Dorobo is a wise one. That's why he is my friend, too. :-)

thanks for your input,dorobo. I think that my gift and curse is that i have just always wanted everyone that i love and care about to be happy. Sometimes my own wants and needs take a backseat. Only the decision to have my child is the one i am most proud of myself for. Even though, by choosing to have her i lost my best friend at the time (bf), i had to stand up and make a decision at the time that would affect 3 lives for good or bad.

I just wanted to get out a lot of thoughts and questions that i think about on what if.

You have hit a sore spot for most of us. There are many trails we could have wandered down when we came to a cross roads in our life. But, the important thing is, we made a choice and it resulted in events: some of them happy and some not. This is a mortal happening.

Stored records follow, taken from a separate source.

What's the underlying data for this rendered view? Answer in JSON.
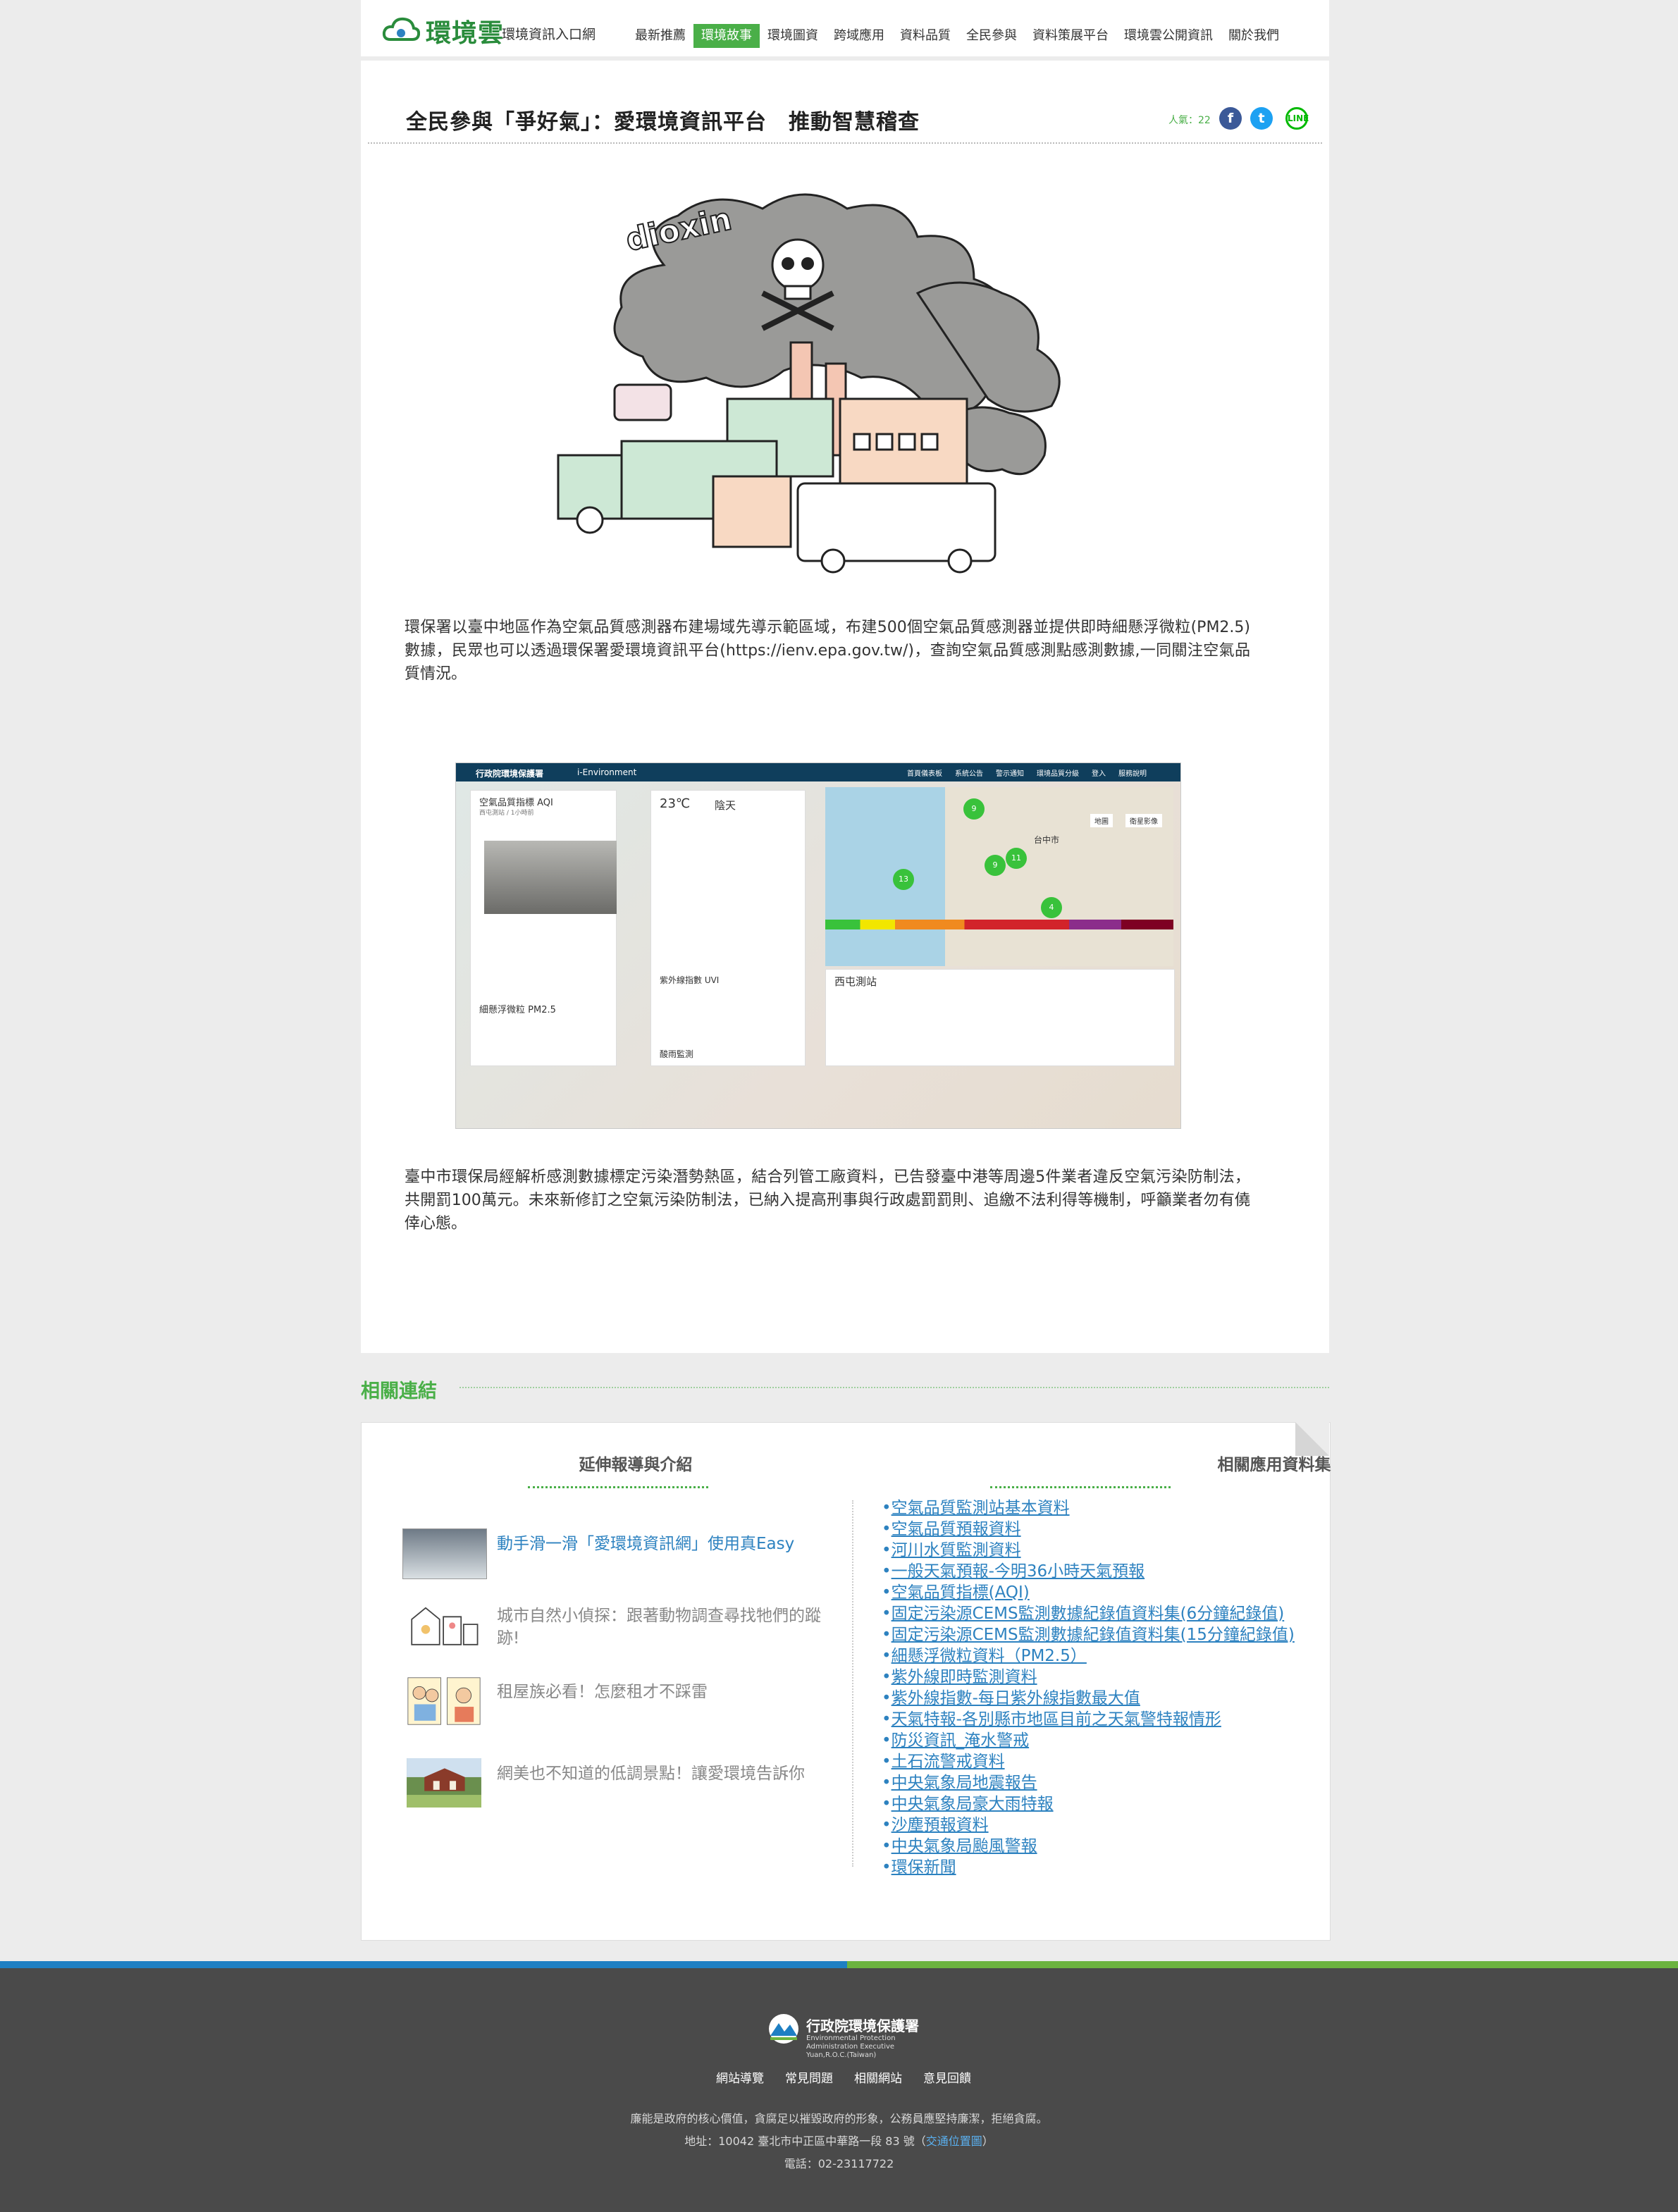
{
  "header": {
    "logo_text": "環境雲",
    "logo_sub": "環境資訊入口網",
    "nav": [
      "最新推薦",
      "環境故事",
      "環境圖資",
      "跨域應用",
      "資料品質",
      "全民參與",
      "資料策展平台",
      "環境雲公開資訊",
      "關於我們"
    ],
    "active_nav": "環境故事"
  },
  "article": {
    "title": "全民參與「爭好氣」：愛環境資訊平台　推動智慧稽查",
    "views": "人氣：22",
    "share": {
      "facebook": "f",
      "twitter": "t",
      "line": "LINE"
    },
    "illustration_word": "dioxin",
    "para1": "環保署以臺中地區作為空氣品質感測器布建場域先導示範區域，布建500個空氣品質感測器並提供即時細懸浮微粒(PM2.5)數據，民眾也可以透過環保署愛環境資訊平台(https://ienv.epa.gov.tw/)，查詢空氣品質感測點感測數據,一同關注空氣品質情況。",
    "para2": "臺中市環保局經解析感測數據標定污染潛勢熱區，結合列管工廠資料，已告發臺中港等周邊5件業者違反空氣污染防制法，共開罰100萬元。未來新修訂之空氣污染防制法，已納入提高刑事與行政處罰罰則、追繳不法利得等機制，呼籲業者勿有僥倖心態。",
    "screenshot": {
      "brand": "行政院環境保護署",
      "brand_en": "i-Environment",
      "menu": [
        "首頁儀表板",
        "系統公告",
        "警示通知",
        "環境品質分級",
        "登入",
        "服務說明"
      ],
      "aqi_title": "空氣品質指標 AQI",
      "aqi_sub": "西屯測站 / 1小時前",
      "temp": "23℃",
      "weather": "陰天",
      "uvi_title": "紫外線指數 UVI",
      "pm25_title": "細懸浮微粒 PM2.5",
      "acid_title": "酸雨監測",
      "station_title": "西屯測站",
      "map_city": "台中市",
      "map_tabs": [
        "地圖",
        "衛星影像"
      ],
      "cluster_counts": [
        "9",
        "13",
        "9",
        "11",
        "4"
      ]
    }
  },
  "related": {
    "title": "相關連結",
    "ext_head": "延伸報導與介紹",
    "app_head": "相關應用資料集",
    "stories": [
      {
        "title": "動手滑一滑「愛環境資訊網」使用真Easy"
      },
      {
        "title": "城市自然小偵探：跟著動物調查尋找牠們的蹤跡!"
      },
      {
        "title": "租屋族必看！怎麼租才不踩雷"
      },
      {
        "title": "網美也不知道的低調景點！讓愛環境告訴你"
      }
    ],
    "datasets": [
      "空氣品質監測站基本資料",
      "空氣品質預報資料",
      "河川水質監測資料",
      "一般天氣預報-今明36小時天氣預報",
      "空氣品質指標(AQI)",
      "固定污染源CEMS監測數據紀錄值資料集(6分鐘紀錄值)",
      "固定污染源CEMS監測數據紀錄值資料集(15分鐘紀錄值)",
      "細懸浮微粒資料（PM2.5）",
      "紫外線即時監測資料",
      "紫外線指數-每日紫外線指數最大值",
      "天氣特報-各別縣市地區目前之天氣警特報情形",
      "防災資訊_淹水警戒",
      "土石流警戒資料",
      "中央氣象局地震報告",
      "中央氣象局豪大雨特報",
      "沙塵預報資料",
      "中央氣象局颱風警報",
      "環保新聞"
    ]
  },
  "footer": {
    "org": "行政院環境保護署",
    "org_en": "Environmental Protection Administration Executive Yuan,R.O.C.(Taiwan)",
    "links": [
      "網站導覽",
      "常見問題",
      "相關網站",
      "意見回饋"
    ],
    "slogan": "廉能是政府的核心價值，貪腐足以摧毀政府的形象，公務員應堅持廉潔，拒絕貪腐。",
    "address_prefix": "地址：10042 臺北市中正區中華路一段 83 號（",
    "map_link": "交通位置圖",
    "address_suffix": "）",
    "tel": "電話：02-23117722"
  },
  "colors": {
    "brand_green": "#4aaf48",
    "link_blue": "#2d82c0",
    "footer_bg": "#4a4a4a"
  }
}
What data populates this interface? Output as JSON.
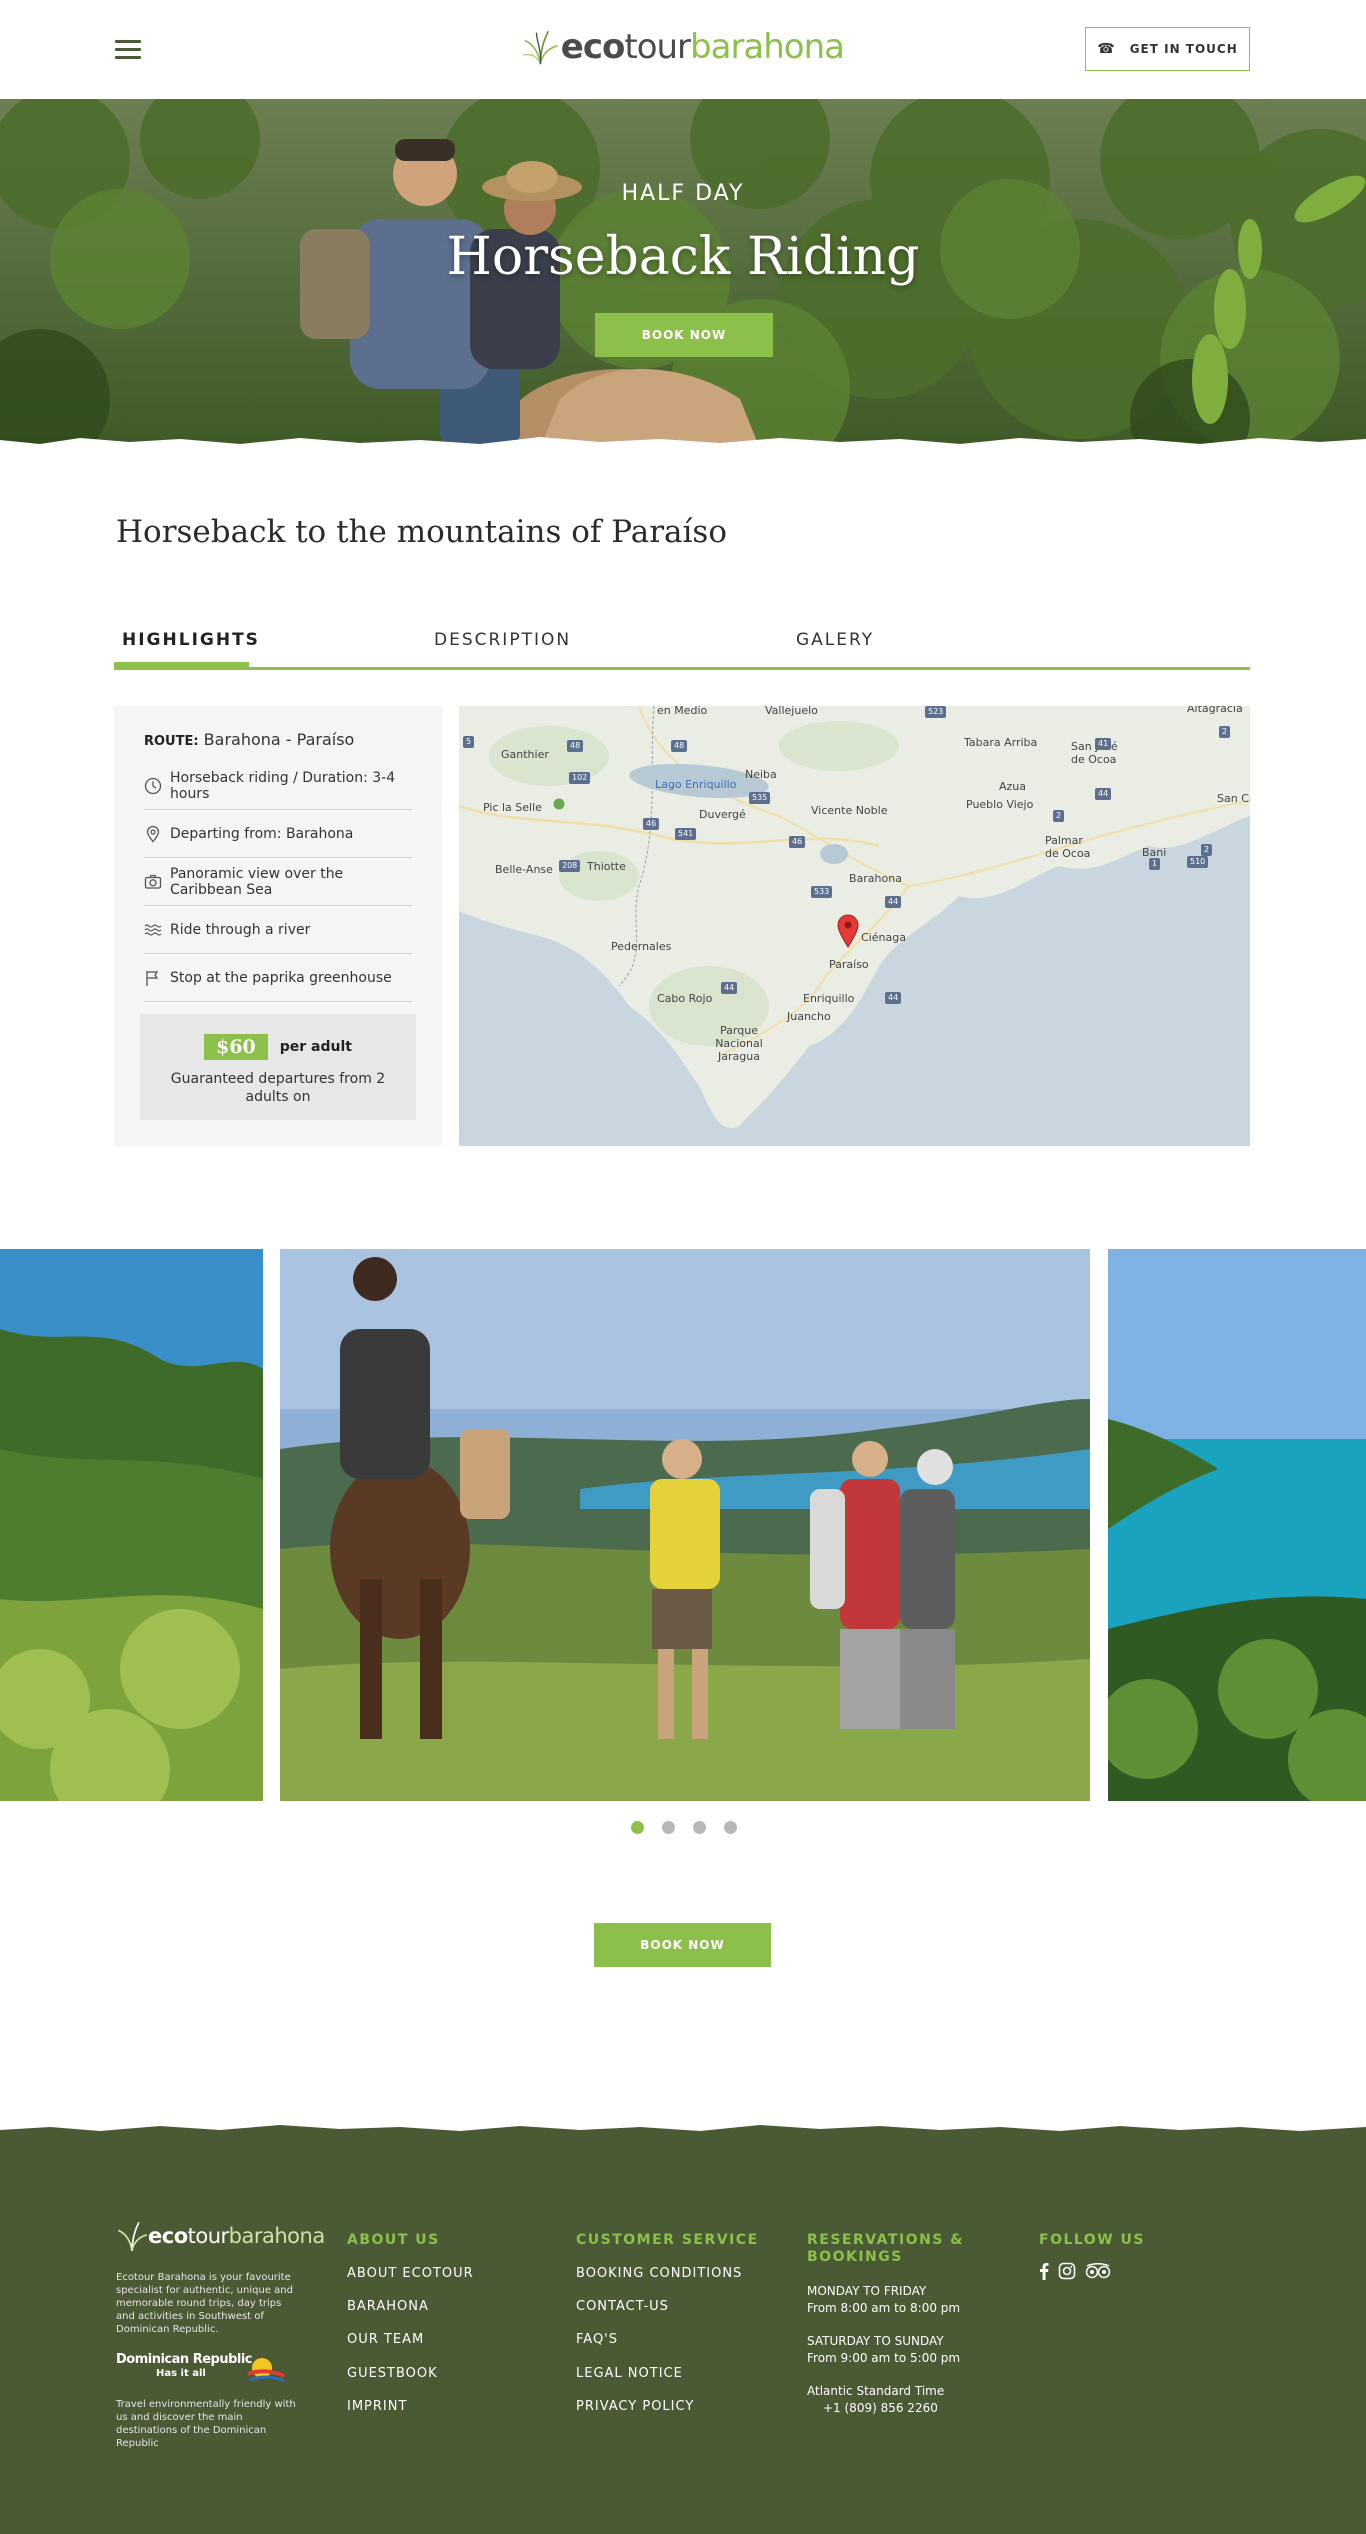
{
  "header": {
    "logo": {
      "eco": "eco",
      "tour": "tour",
      "barahona": "barahona"
    },
    "contact_label": "GET IN TOUCH"
  },
  "hero": {
    "subtitle": "HALF DAY",
    "title": "Horseback Riding",
    "book_label": "BOOK NOW"
  },
  "section": {
    "title": "Horseback to the mountains of Paraíso"
  },
  "tabs": [
    {
      "label": "HIGHLIGHTS",
      "active": true
    },
    {
      "label": "DESCRIPTION",
      "active": false
    },
    {
      "label": "GALERY",
      "active": false
    }
  ],
  "highlights": {
    "route_label": "ROUTE:",
    "route_value": "Barahona - Paraíso",
    "items": [
      {
        "icon": "clock-icon",
        "text": "Horseback riding / Duration: 3-4 hours"
      },
      {
        "icon": "location-pin-icon",
        "text": "Departing from: Barahona"
      },
      {
        "icon": "camera-icon",
        "text": "Panoramic view over the Caribbean Sea"
      },
      {
        "icon": "water-waves-icon",
        "text": "Ride through a river"
      },
      {
        "icon": "flag-icon",
        "text": "Stop at the paprika greenhouse"
      }
    ],
    "price": "$60",
    "per_adult": "per adult",
    "guaranteed": "Guaranteed departures from 2 adults on"
  },
  "map": {
    "labels": [
      "en Medio",
      "Vallejuelo",
      "Tabara Arriba",
      "San José de Ocoa",
      "Altagracia",
      "Ganthier",
      "Neiba",
      "Lago Enriquillo",
      "Azua",
      "Pueblo Viejo",
      "San Cris",
      "Pic la Selle",
      "Duvergé",
      "Vicente Noble",
      "Palmar de Ocoa",
      "Bani",
      "Belle-Anse",
      "Thiotte",
      "Barahona",
      "Ciénaga",
      "Pedernales",
      "Paraíso",
      "Cabo Rojo",
      "Enriquillo",
      "Juancho",
      "Parque Nacional Jaragua"
    ],
    "route_numbers": [
      "523",
      "48",
      "48",
      "41",
      "2",
      "44",
      "102",
      "535",
      "541",
      "46",
      "46",
      "2",
      "1",
      "510",
      "2",
      "208",
      "533",
      "44",
      "44",
      "44",
      "5"
    ]
  },
  "gallery": {
    "dots": [
      {
        "active": true
      },
      {
        "active": false
      },
      {
        "active": false
      },
      {
        "active": false
      }
    ]
  },
  "book_now": "BOOK NOW",
  "footer": {
    "logo": {
      "eco": "eco",
      "tour": "tour",
      "barahona": "barahona"
    },
    "description": "Ecotour Barahona is your favourite specialist for authentic, unique and memorable round trips, day trips and activities in Southwest of Dominican Republic.",
    "dr_logo_line1": "Dominican Republic",
    "dr_logo_line2": "Has it all",
    "description2": "Travel environmentally friendly with us and discover the main destinations of the Dominican Republic",
    "about_us": {
      "heading": "ABOUT US",
      "links": [
        "ABOUT ECOTOUR",
        "BARAHONA",
        "OUR TEAM",
        "GUESTBOOK",
        "IMPRINT"
      ]
    },
    "customer_service": {
      "heading": "CUSTOMER SERVICE",
      "links": [
        "BOOKING CONDITIONS",
        "CONTACT-US",
        "FAQ'S",
        "LEGAL NOTICE",
        "PRIVACY POLICY"
      ]
    },
    "reservations": {
      "heading": "RESERVATIONS & BOOKINGS",
      "weekday_label": "MONDAY TO FRIDAY",
      "weekday_hours": "From 8:00 am to 8:00 pm",
      "weekend_label": "SATURDAY TO SUNDAY",
      "weekend_hours": "From 9:00 am to 5:00 pm",
      "timezone": "Atlantic Standard Time",
      "phone": "+1 (809) 856 2260"
    },
    "follow_us": {
      "heading": "FOLLOW US",
      "icons": [
        "facebook-icon",
        "instagram-icon",
        "tripadvisor-icon"
      ]
    }
  }
}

We have free will and we exercise it all the time. Sometimes we are happy with the results and sometimes not. The truth is that we have no time machine to go back and make a different choice. So, the simple truth is that where we are is mainly the result of our reactions to our choices. I too have regrets...a lot. But, no amount of regrets nor focusing on what might have been will change anything. I can only control how I react to life. I'm in charge of my own destiny to a great degree. Life doesn't give us second chances to correct the past but each minute we have an opportunity to make better choices (if we understand the options). Wish I could hug you and make the past go away but no one can do that. As my wife frequently tells me, "suck it up and move on". She says this in love and so do I.